CARTM’s reuse store and reusable materials processing facility—known as “The Refindery”—has been operating since the late 1990s. The CARTM building was funded by Tillamook County as well as by grants and donations.
ORS Executive Director Pete Moe and Board Members at the time, Tim Blanchard, Larry Coddington, Mike Greenberg and Mark Mayer, took a tour and consulted with the Board and staff of CARTM about best practices for the operation of the soon-to-be-rebuilt Exchange.
“We appreciated the opportunity to spend time with CARTM, learning more about everything from their approaches to processing to community education and involvement,” said Tim Blanchard, board president of ORS.
“We were particularly interested in CARTM’s financials, policies and space management—all of which we expect to be challenging when the Exchange reopens in 2017,” said Moe.
The Orcas group was also given a tour of Tillamook County’s huge anaerobic digestion facility—a system that turns manure from the huge local dairy industry (think Tillamook Cheese) into electricity. ORS has been researching the possibility of bringing anaerobic digestion to Orcas Island. ORS also saw the County’s privately owned composting facility.

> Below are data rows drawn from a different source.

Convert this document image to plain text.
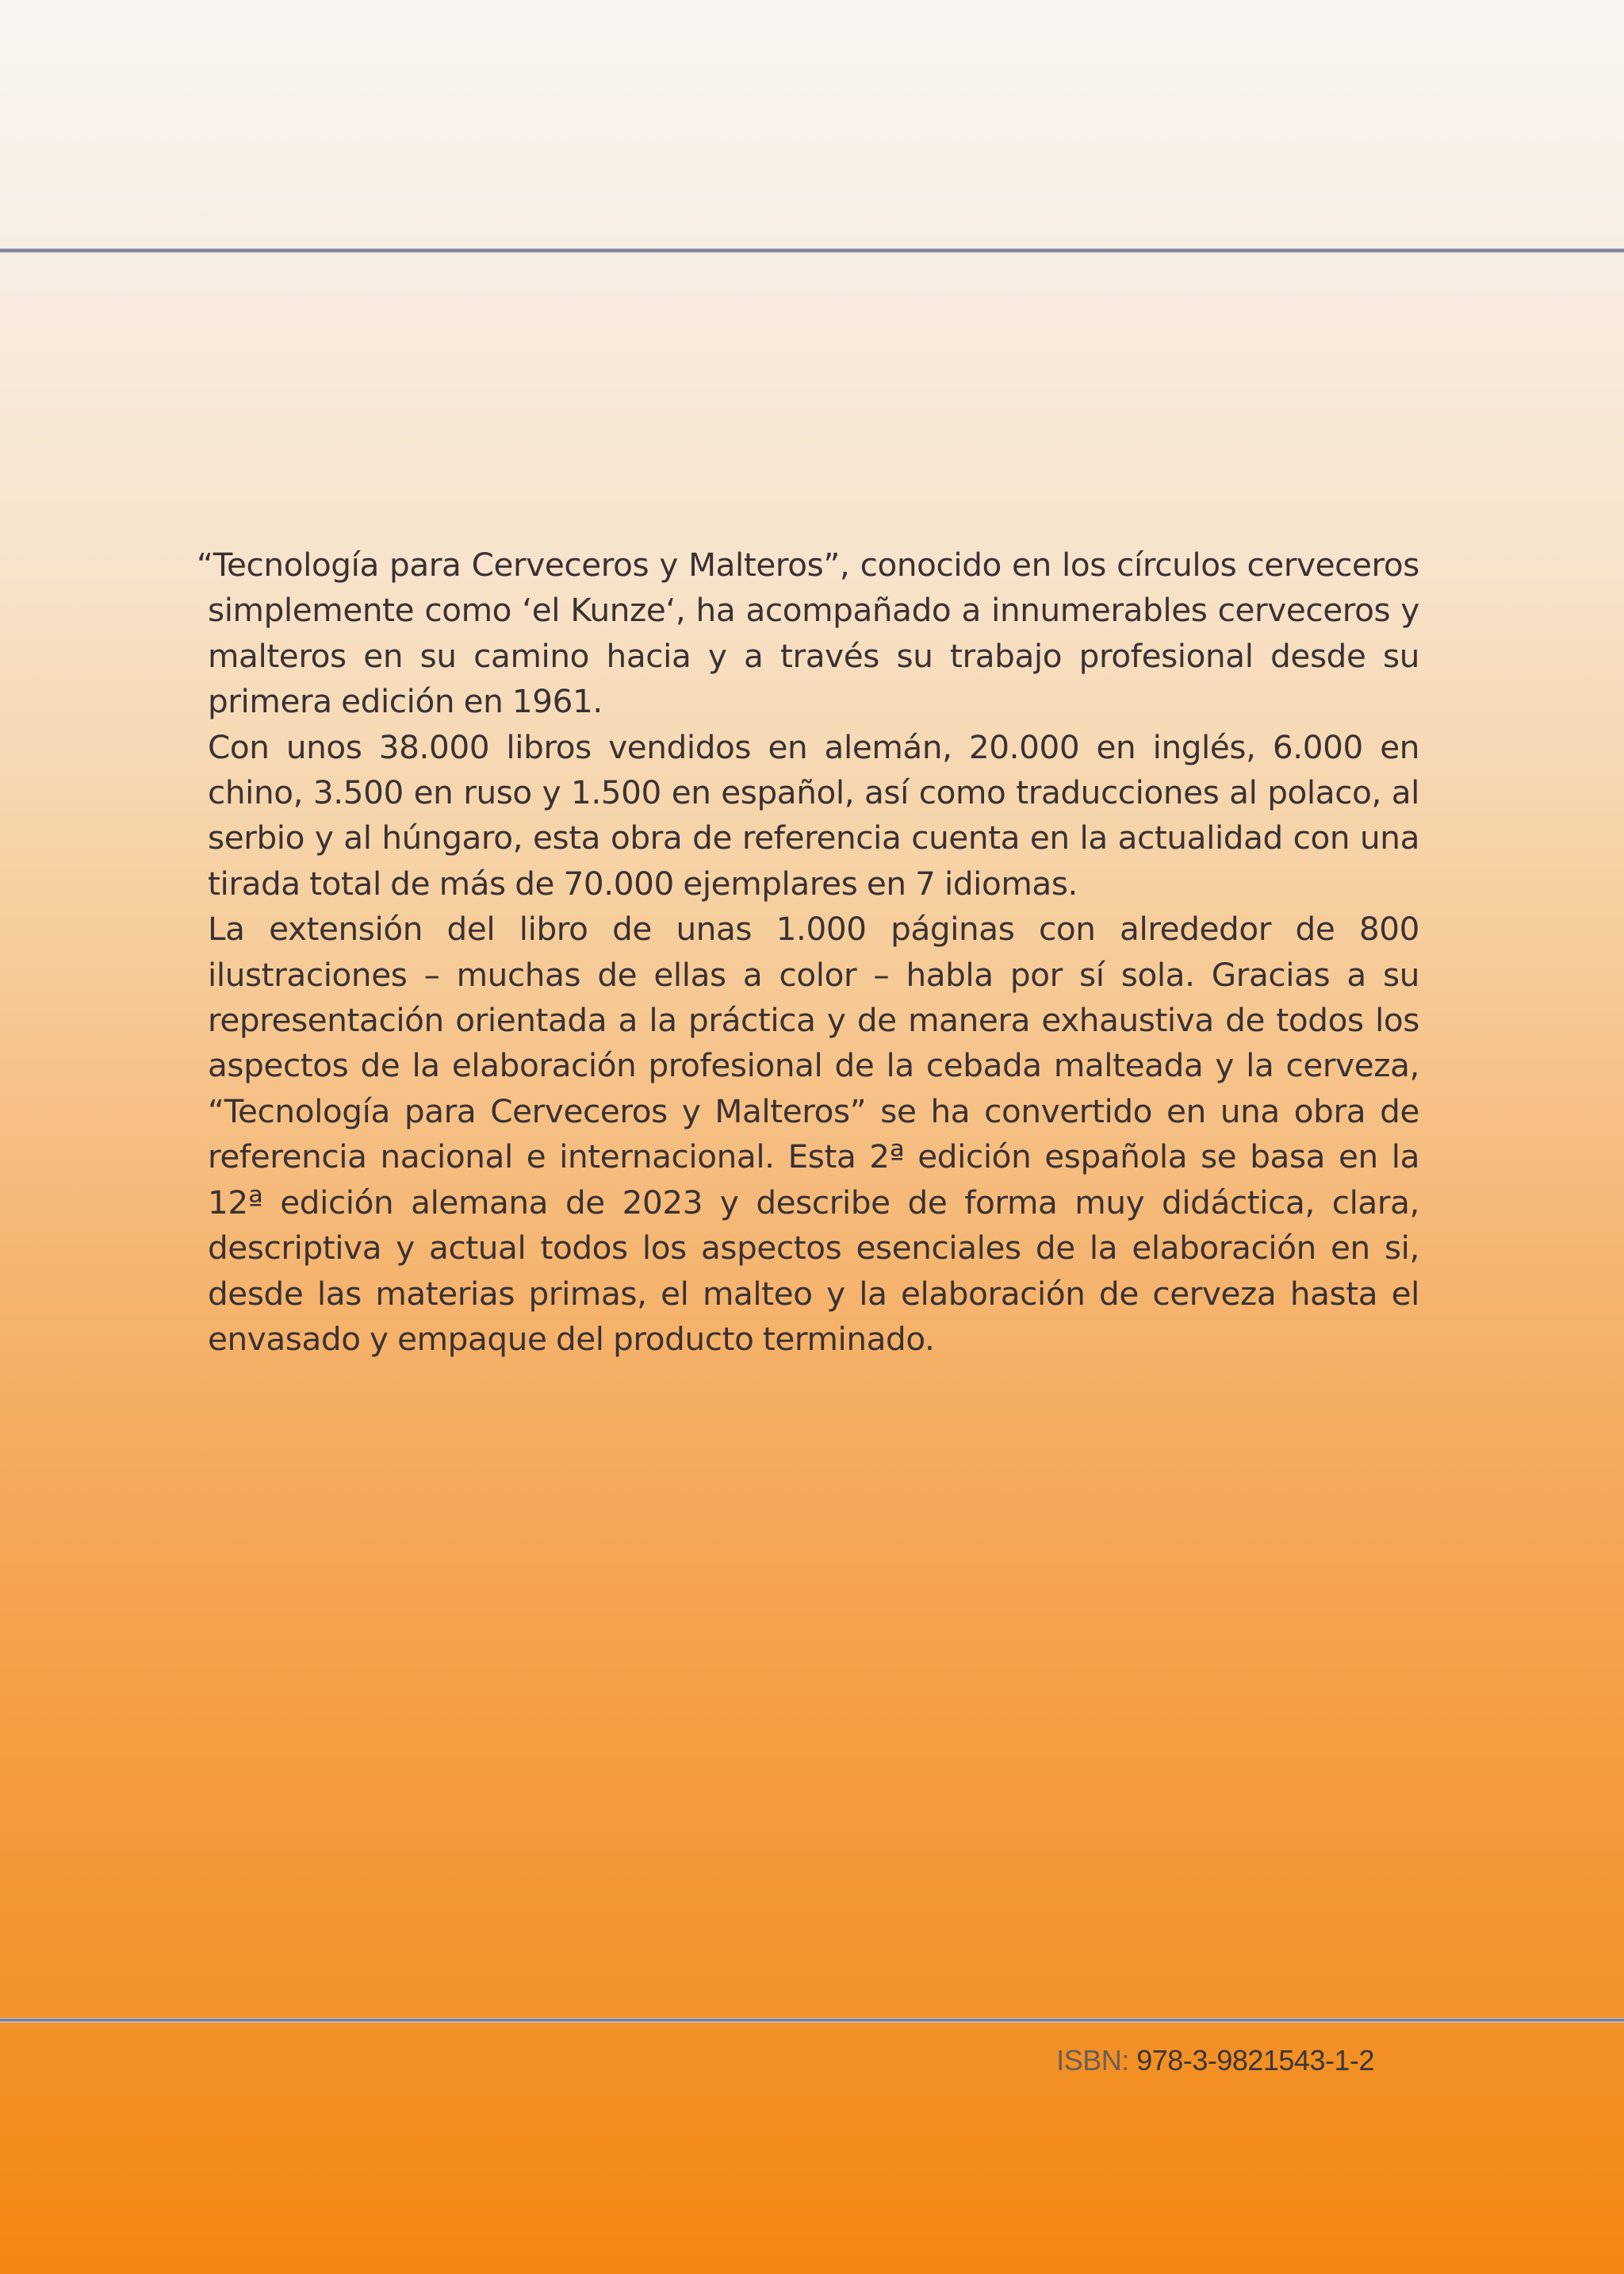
“Tecnología para Cerveceros y Malteros”, conocido en los círculos cerveceros simplemente como ‘el Kunze‘, ha acompañado a innumerables cerveceros y malteros en su camino hacia y a través su trabajo profesional desde su primera edición en 1961.

Con unos 38.000 libros vendidos en alemán, 20.000 en inglés, 6.000 en chino, 3.500 en ruso y 1.500 en español, así como traducciones al polaco, al serbio y al húngaro, esta obra de referencia cuenta en la actualidad con una tirada total de más de 70.000 ejemplares en 7 idiomas.

La extensión del libro de unas 1.000 páginas con alrededor de 800 ilustraciones – muchas de ellas a color – habla por sí sola. Gracias a su representación orientada a la práctica y de manera exhaustiva de todos los aspectos de la elaboración profesional de la cebada malteada y la cerveza, “Tecnología para Cerveceros y Malteros” se ha convertido en una obra de referencia nacional e internacional. Esta 2ª edición española se basa en la 12ª edición alemana de 2023 y describe de forma muy didáctica, clara, descriptiva y actual todos los aspectos esenciales de la elaboración en si, desde las materias primas, el malteo y la elaboración de cerveza hasta el envasado y empaque del producto terminado.

ISBN: 978-3-9821543-1-2
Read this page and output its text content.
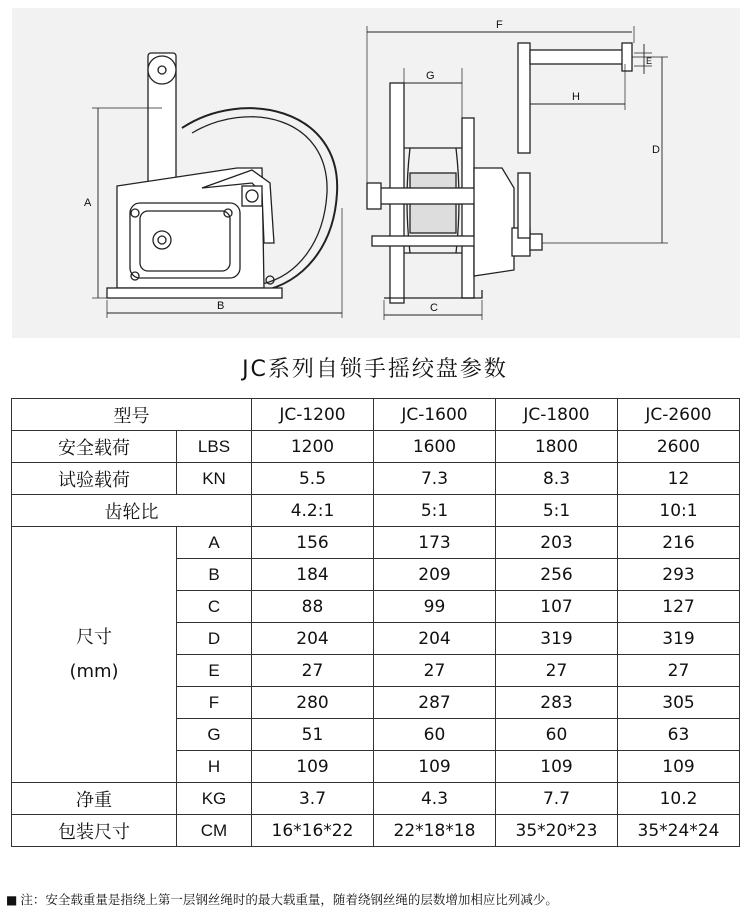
A
B	C
D
E
F
G
H
JC系列自锁手摇绞盘参数
型号		JC-1200	JC-1600	JC-1800	JC-2600
安全载荷	LBS	1200	1600	1800	2600
试验载荷	KN	5.5	7.3	8.3	12
齿轮比		4.2:1	5:1	5:1	10:1
尺寸
(mm)	A	156	173	203	216
	B	184	209	256	293
	C	88	99	107	127
	D	204	204	319	319
	E	27	27	27	27
	F	280	287	283	305
	G	51	60	60	63
	H	109	109	109	109
净重	KG	3.7	4.3	7.7	10.2
包装尺寸	CM	16*16*22	22*18*18	35*20*23	35*24*24
■ 注：安全载重量是指绕上第一层钢丝绳时的最大载重量，随着绕钢丝绳的层数增加相应比列减少。
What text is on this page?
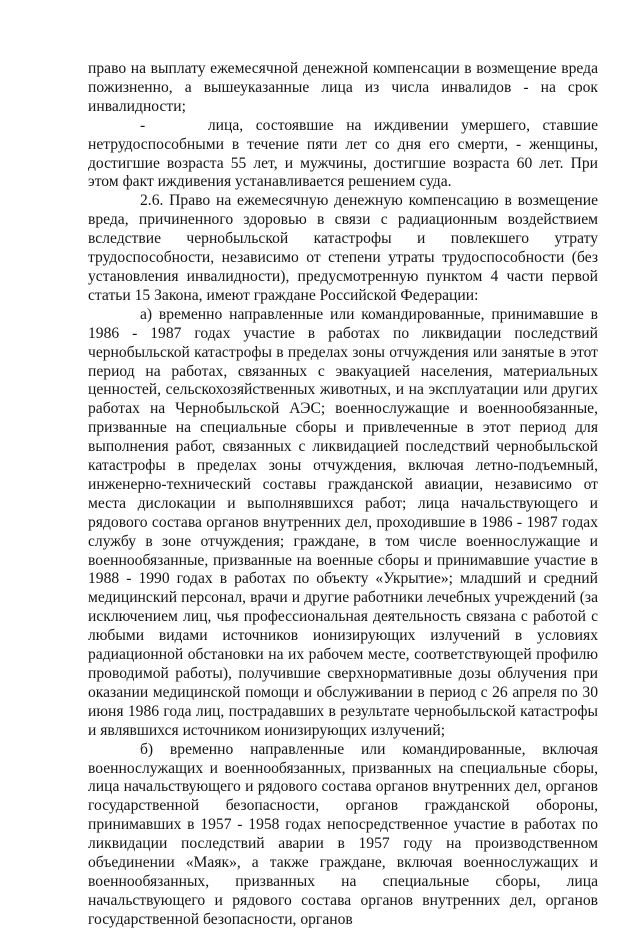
право на выплату ежемесячной денежной компенсации в возмещение вреда пожизненно, а вышеуказанные лица из числа инвалидов - на срок инвалидности;

-     лица, состоявшие на иждивении умершего, ставшие нетрудоспособными в течение пяти лет со дня его смерти, - женщины, достигшие возраста 55 лет, и мужчины, достигшие возраста 60 лет. При этом факт иждивения устанавливается решением суда.

2.6. Право на ежемесячную денежную компенсацию в возмещение вреда, причиненного здоровью в связи с радиационным воздействием вследствие чернобыльской катастрофы и повлекшего утрату трудоспособности, независимо от степени утраты трудоспособности (без установления инвалидности), предусмотренную пунктом 4 части первой статьи 15 Закона, имеют граждане Российской Федерации:

а) временно направленные или командированные, принимавшие в 1986 - 1987 годах участие в работах по ликвидации последствий чернобыльской катастрофы в пределах зоны отчуждения или занятые в этот период на работах, связанных с эвакуацией населения, материальных ценностей, сельскохозяйственных животных, и на эксплуатации или других работах на Чернобыльской АЭС; военнослужащие и военнообязанные, призванные на специальные сборы и привлеченные в этот период для выполнения работ, связанных с ликвидацией последствий чернобыльской катастрофы в пределах зоны отчуждения, включая летно-подъемный, инженерно-технический составы гражданской авиации, независимо от места дислокации и выполнявшихся работ; лица начальствующего и рядового состава органов внутренних дел, проходившие в 1986 - 1987 годах службу в зоне отчуждения; граждане, в том числе военнослужащие и военнообязанные, призванные на военные сборы и принимавшие участие в 1988 - 1990 годах в работах по объекту «Укрытие»; младший и средний медицинский персонал, врачи и другие работники лечебных учреждений (за исключением лиц, чья профессиональная деятельность связана с работой с любыми видами источников ионизирующих излучений в условиях радиационной обстановки на их рабочем месте, соответствующей профилю проводимой работы), получившие сверхнормативные дозы облучения при оказании медицинской помощи и обслуживании в период с 26 апреля по 30 июня 1986 года лиц, пострадавших в результате чернобыльской катастрофы и являвшихся источником ионизирующих излучений;

б) временно направленные или командированные, включая военнослужащих и военнообязанных, призванных на специальные сборы, лица начальствующего и рядового состава органов внутренних дел, органов государственной безопасности, органов гражданской обороны, принимавших в 1957 - 1958 годах непосредственное участие в работах по ликвидации последствий аварии в 1957 году на производственном объединении «Маяк», а также граждане, включая военнослужащих и военнообязанных, призванных на специальные сборы, лица начальствующего и рядового состава органов внутренних дел, органов государственной безопасности, органов
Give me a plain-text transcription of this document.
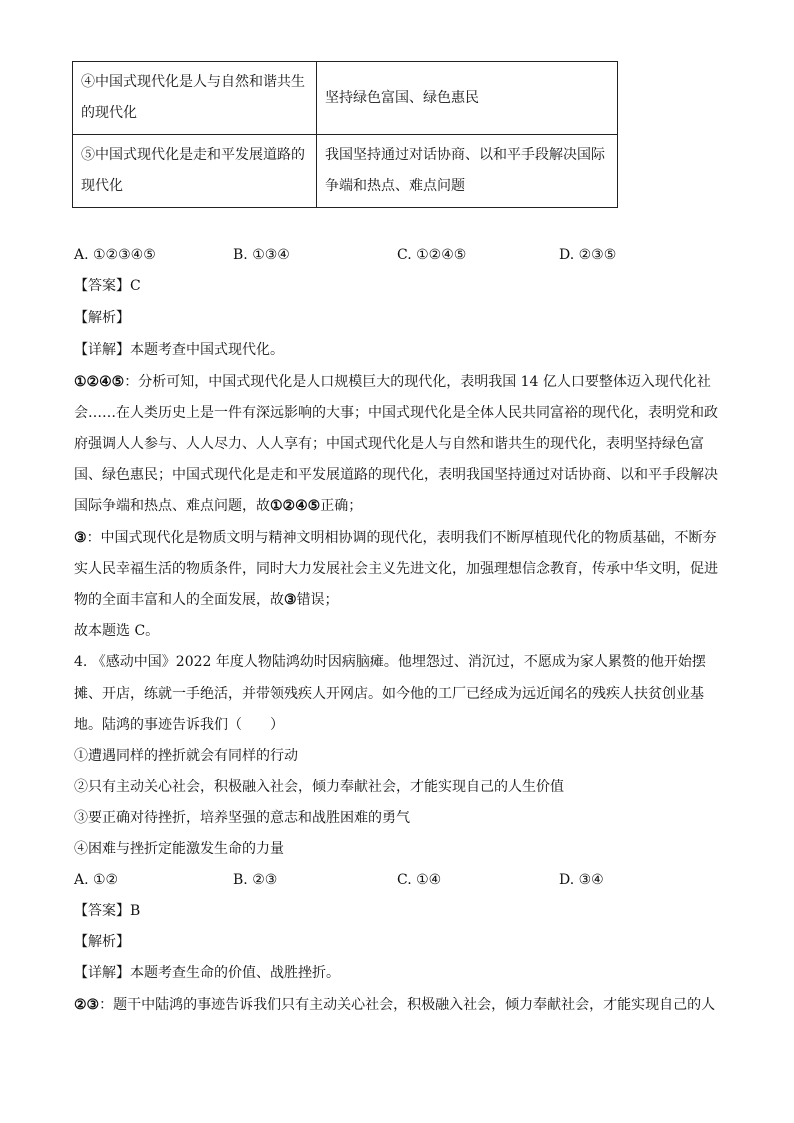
④中国式现代化是人与自然和谐共生
的现代化	坚持绿色富国、绿色惠民
⑤中国式现代化是走和平发展道路的
现代化	我国坚持通过对话协商、以和平手段解决国际
争端和热点、难点问题
A. ①②③④⑤	B. ①③④	C. ①②④⑤	D. ②③⑤
【答案】C
【解析】
【详解】本题考查中国式现代化。
①②④⑤：分析可知，中国式现代化是人口规模巨大的现代化，表明我国 14 亿人口要整体迈入现代化社
会……在人类历史上是一件有深远影响的大事；中国式现代化是全体人民共同富裕的现代化，表明党和政
府强调人人参与、人人尽力、人人享有；中国式现代化是人与自然和谐共生的现代化，表明坚持绿色富
国、绿色惠民；中国式现代化是走和平发展道路的现代化，表明我国坚持通过对话协商、以和平手段解决
国际争端和热点、难点问题，故①②④⑤正确；
③：中国式现代化是物质文明与精神文明相协调的现代化，表明我们不断厚植现代化的物质基础，不断夯
实人民幸福生活的物质条件，同时大力发展社会主义先进文化，加强理想信念教育，传承中华文明，促进
物的全面丰富和人的全面发展，故③错误；
故本题选 C。
4. 《感动中国》2022 年度人物陆鸿幼时因病脑瘫。他埋怨过、消沉过，不愿成为家人累赘的他开始摆
摊、开店，练就一手绝活，并带领残疾人开网店。如今他的工厂已经成为远近闻名的残疾人扶贫创业基
地。陆鸿的事迹告诉我们（　　）
①遭遇同样的挫折就会有同样的行动
②只有主动关心社会，积极融入社会，倾力奉献社会，才能实现自己的人生价值
③要正确对待挫折，培养坚强的意志和战胜困难的勇气
④困难与挫折定能激发生命的力量
A. ①②	B. ②③	C. ①④	D. ③④
【答案】B
【解析】
【详解】本题考查生命的价值、战胜挫折。
②③：题干中陆鸿的事迹告诉我们只有主动关心社会，积极融入社会，倾力奉献社会，才能实现自己的人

During the visit, Moe was also able to participate in a Tillamook County-sponsored Household Hazardous Waste Collection event. “The coolest thing is that Tillamook County is a leader in paint recycling, and I got to help out with that,” said Moe. In Oregon, throw-away latex paint is sorted by color, filtered, remixed and resold as a useable and affordable recycled product.
According to the ORS team, Washington State has some real catching up to do. “It was eye opening,” said board member Mark Mayer. “From recycling asphalt shingles to their progressive bottle deposit laws—Tillamook County and the State of Oregon are way ahead of us in several departments.”